Fog that occurs when the temperature is at or below 0°C/32°F is classified as freezing fog. Water droplets in freezing fog are supercooled; they exist in liquid form but will freeze on contact with a surface. Freezing fog can provide significant icing impacts and deserves extra attention when known to exist at your departure point or destination. In a situation involving freezing fog, it is crucial to understand the de-ice/anti-ice capabilities of your aircraft. It may be very difficult, if not impossible, to operate when there is freezing fog in the area, especially when additional threats like freezing rain may be present. This is the one type of fog that can be indicated on METARs and TAFs and will appear with the qualifying descriptor “FZ” before the obscuration code for fog, “FG”.

Ice Fog

Not surprising given the name, ice fog consists of very small ice crystals suspended in the air. The conditions for the formation of ice fog are similar to those of radiation fog, but with frigid temperatures of roughly -30°C/-22°F and below. Due to the very low temperatures required, it is mostly a threat in the Arctic and Polar regions, but still possible in parts of the United States during the winter months. A big issue with ice fog (aside from the fact that you have found yourself somewhere so unbelievably cold) is that visibility can be severely reduced if you are flying into the sun.

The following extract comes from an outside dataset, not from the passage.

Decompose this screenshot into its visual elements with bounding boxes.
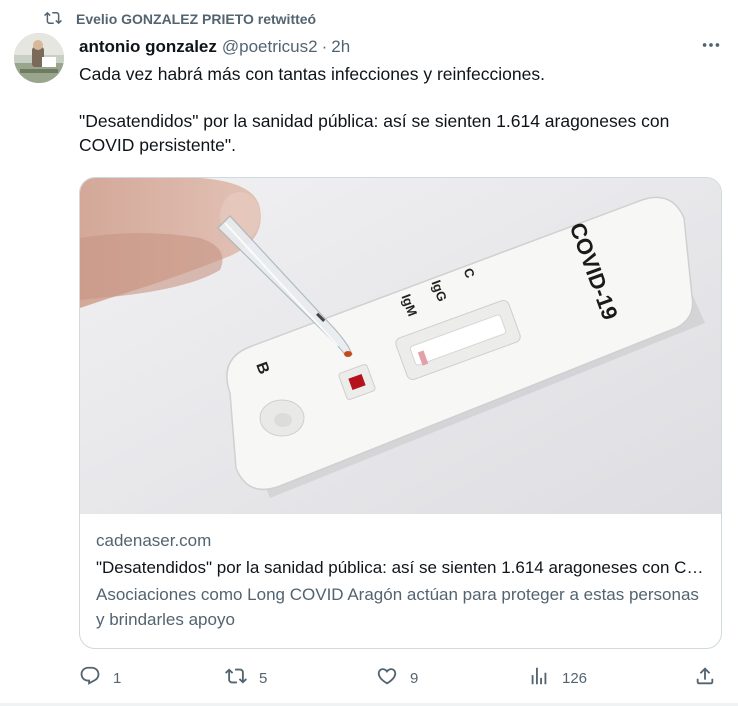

A greater understanding of fog can make a big difference when it comes to making safety decisions. In both air carrier and general aviation operations, fog has the potential to disrupt operations and cause dangerous icing scenarios. By understanding what conditions may result in fog’s formation and dissipation and respecting the threats it may bring with its ability to form very quickly, you can feel more confident on those cold, foggy winter days.